И вот уже третью неделю подряд узники рыли крепостной ров, точнее сказать — углубляли старый, и работа была поистине каторжная — после трудового дня бедолаги просто валились с ног. Слава богу, хоть первые кровавые мозоли от лопат и кирок сошли, на их месте появились кожные уплотнения, стягивающие руку словно перчаткой. На рву трудились все — и ссыльные, и поселенцы — естественно, кроме детей и женщин, этим нашли другую работу — плетение циновок и камышовых крыш. Несколько дней назад Громов заметил невдалеке чернявого шкипера и — чуть ближе — старосту Симона. Оба, как и все, с киркою в руках, полуголые, загорелые, словно индейцы, из которых в камере остался один — самый молодой и выносливый — оба его сотоварища умерли и теперь были закопаны бог знает где, а скорее — просто выброшены в море или в ближайшее болото — аллигаторам на обед.

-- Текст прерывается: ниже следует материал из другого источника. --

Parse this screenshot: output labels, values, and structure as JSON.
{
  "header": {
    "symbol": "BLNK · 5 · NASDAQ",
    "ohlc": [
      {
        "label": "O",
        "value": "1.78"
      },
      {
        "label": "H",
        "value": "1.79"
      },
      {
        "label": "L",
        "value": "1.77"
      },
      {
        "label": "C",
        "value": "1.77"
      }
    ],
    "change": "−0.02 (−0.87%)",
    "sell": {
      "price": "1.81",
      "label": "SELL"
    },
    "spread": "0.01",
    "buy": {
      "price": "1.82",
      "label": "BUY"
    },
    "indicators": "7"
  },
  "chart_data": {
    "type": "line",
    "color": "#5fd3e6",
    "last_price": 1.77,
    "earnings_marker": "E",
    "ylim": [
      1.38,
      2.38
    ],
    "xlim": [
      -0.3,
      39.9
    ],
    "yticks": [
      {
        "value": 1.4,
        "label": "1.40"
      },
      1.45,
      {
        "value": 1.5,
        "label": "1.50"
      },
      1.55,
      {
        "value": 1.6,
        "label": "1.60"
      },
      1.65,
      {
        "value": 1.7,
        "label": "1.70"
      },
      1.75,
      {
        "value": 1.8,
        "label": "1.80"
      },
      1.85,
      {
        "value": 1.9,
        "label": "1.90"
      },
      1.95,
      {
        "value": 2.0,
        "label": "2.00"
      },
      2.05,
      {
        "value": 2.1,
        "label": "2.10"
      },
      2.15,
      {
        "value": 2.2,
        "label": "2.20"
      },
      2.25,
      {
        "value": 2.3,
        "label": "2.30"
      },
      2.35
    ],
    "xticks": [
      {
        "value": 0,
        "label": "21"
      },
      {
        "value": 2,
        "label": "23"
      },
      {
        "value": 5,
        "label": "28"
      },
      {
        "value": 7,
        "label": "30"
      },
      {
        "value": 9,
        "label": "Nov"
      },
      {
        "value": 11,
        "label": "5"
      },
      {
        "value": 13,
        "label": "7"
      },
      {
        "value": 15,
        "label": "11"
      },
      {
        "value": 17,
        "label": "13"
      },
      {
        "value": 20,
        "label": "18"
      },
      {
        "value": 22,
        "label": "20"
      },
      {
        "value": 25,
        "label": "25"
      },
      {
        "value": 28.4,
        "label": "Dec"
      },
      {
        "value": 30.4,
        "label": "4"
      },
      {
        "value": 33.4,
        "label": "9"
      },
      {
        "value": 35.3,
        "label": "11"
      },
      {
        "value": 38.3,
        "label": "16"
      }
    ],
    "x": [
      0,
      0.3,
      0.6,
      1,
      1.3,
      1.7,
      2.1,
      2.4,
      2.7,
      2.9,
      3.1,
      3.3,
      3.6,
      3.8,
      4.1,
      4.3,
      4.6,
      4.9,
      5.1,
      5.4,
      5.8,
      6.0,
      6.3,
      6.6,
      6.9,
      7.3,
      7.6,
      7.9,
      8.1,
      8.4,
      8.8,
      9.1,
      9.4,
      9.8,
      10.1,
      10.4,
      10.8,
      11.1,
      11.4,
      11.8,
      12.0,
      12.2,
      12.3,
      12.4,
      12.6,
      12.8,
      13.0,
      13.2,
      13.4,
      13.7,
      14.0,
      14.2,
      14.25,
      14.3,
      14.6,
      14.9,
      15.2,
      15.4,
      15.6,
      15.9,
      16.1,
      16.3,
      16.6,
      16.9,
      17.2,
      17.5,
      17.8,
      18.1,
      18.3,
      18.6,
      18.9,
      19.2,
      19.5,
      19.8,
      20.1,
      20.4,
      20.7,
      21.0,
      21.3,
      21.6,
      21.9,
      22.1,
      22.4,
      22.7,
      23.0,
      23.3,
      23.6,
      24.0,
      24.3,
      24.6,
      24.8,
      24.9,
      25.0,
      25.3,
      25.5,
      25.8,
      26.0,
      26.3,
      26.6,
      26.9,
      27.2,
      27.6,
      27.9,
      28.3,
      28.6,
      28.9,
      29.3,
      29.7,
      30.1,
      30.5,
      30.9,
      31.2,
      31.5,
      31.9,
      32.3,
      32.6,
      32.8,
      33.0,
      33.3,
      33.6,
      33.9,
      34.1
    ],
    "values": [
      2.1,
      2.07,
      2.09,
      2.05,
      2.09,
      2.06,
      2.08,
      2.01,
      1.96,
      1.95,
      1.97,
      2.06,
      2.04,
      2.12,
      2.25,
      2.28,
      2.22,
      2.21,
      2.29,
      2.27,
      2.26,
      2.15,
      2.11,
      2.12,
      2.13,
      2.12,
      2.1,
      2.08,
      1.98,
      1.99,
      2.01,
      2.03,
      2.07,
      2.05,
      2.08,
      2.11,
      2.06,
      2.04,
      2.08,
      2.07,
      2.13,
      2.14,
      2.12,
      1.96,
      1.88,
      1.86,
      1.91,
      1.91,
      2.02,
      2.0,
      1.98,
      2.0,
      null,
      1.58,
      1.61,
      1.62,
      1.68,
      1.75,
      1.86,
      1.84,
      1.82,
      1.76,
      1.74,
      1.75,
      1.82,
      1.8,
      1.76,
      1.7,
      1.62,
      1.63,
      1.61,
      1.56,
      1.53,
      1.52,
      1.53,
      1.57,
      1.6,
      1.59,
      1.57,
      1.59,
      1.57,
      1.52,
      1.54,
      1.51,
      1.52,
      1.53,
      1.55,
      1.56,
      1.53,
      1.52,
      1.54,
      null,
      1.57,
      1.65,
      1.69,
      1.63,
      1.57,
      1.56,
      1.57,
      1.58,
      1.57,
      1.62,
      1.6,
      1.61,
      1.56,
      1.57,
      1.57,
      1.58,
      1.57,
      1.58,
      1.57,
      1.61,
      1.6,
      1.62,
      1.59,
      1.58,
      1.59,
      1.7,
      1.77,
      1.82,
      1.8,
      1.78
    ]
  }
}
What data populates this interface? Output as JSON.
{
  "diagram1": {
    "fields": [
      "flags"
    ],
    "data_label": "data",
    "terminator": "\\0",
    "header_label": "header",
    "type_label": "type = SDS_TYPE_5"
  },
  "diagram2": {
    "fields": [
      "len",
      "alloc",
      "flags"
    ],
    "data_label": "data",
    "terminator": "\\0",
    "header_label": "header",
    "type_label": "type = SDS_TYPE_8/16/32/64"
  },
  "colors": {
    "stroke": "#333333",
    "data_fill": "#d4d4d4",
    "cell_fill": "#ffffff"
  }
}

Вообще, насколько представлял себе Андрей, такое отношение к индейцам было для испанцев не характерно. В отличие от тех же англичан, в большинстве своем — протестантов, добрые католики испанцы дикарей не выживали и не презирали, а наоборот, охотно с ними роднились — кто ж откажется взять в дом красивую, покладистую и трудолюбивую индеанку-жену? Особенно это касалось племенной знати, давно уже ассимилировавшейся с завоевателями и ныне составляющих с ним одну и ту же касту — креолов. Испанцы индейцев за людей признавали, однако только католиков — каковыми все местные и являлись, а вот те индейцы, что содержались в крепости, по всей вероятности, были пришлыми, и даже — закоренелыми язычниками, по крайней мере, Громов не видел, чтоб кто-то из них молился Христу или Святой Деве. Наверное, отсюда и отношение.
Еще остававшийся в живых парень — на вид чуть постарше Пташки — выглядел как настоящий дикарь, истинное дитя природы. В одной набедренной повязке, грязный, с гривой спутанных, давно не мытых волос и тощей, покрытой затейливой татуировкою грудью, индеец сторонился всех и со всеми был одинаково презрительно холоден. Ни с кем не разговаривал — особенно после смерти своих — быть может, просто не понимал языка, и почти ничего не ел… впрочем, особых разносолов для узников в крепости предусмотрено не было — так, вяленая рыбка, вода, бобовая похлебка, да еще то, что принесут сердобольные местные жители — а они приносили, и часто, в особенности по праздникам, в дни каких-нибудь многочисленных католических святых, когда, после мессы, многие приходили хоть как-то помочь несчастным. О, сколько красивых женщин было среди этих добрых людей! Креолки с нежно-золотистою кожей, смуглые метиски с огромными черными глазами, даже служанки мулатки в смешных белых фартуках. Особенно щедро перепадало Пташке — что и понятно, приятный на лицо подросток выглядел куда несчастнее других, да и отощал… впрочем, как и все остальные. Мало того, от постоянного тяжелого и нудного труда даже у Громова наступало какое-то отупение. Все окружающее постепенно переставало быть интересным, ни о чем не хотелось думать и уж тем более говорить — только получить ближе к вечеру очередную пайку баланды и провалиться в тяжелый и быстрый сон.
И так — изо дня в день… вот уже три недели, и выход из всего это было один — неизбежная смерть от непосильного труда и истощения. Ах, Сан-Агустин, Сан-Агустин, кто ж знал, что столь милый, окруженный пальмами городок с сахарно-белыми пляжами, станет для бунтовщиков маленьким испанским ГУЛАГом.
Местные надзиратели не давали спуску никому — откуда только таких сволочей и набрали? Особенно выделялся один, по имени, точнее — по кличке «дон Рамонес». Рамонес, да, это была фамилия, а вот аристократической приставкой «дон» тут явно не пахло, он и на «кабальеро»-то не тянул, этот убогий, с низким приплюснутым лбом и квадратной челюстью неандерталец. Сам метис, он почему-то патологически ненавидел индейцев, видать, не мог чего-то простить то ли матери, то ли отцу — кто там из его родителей был индейцем, да и могла ли быть мать у столь злобного и чрезвычайно жестокого типа, словно бы явившегося в гуманный и просвещенный восемнадцатый век из каких-то непостижимо дремучих времен. Кроме всего прочего, говорили, что Рамонес очень любит купаться, причем заплывает всегда далеко, невзирая на возможных акул.
— Динозавр он, а не дон Рамонес, — как-то сплюнул себе под ноги Громов, увидев, как надсмотрщик в очередной раз истязает индейца — того самого парня, соседа по каземату.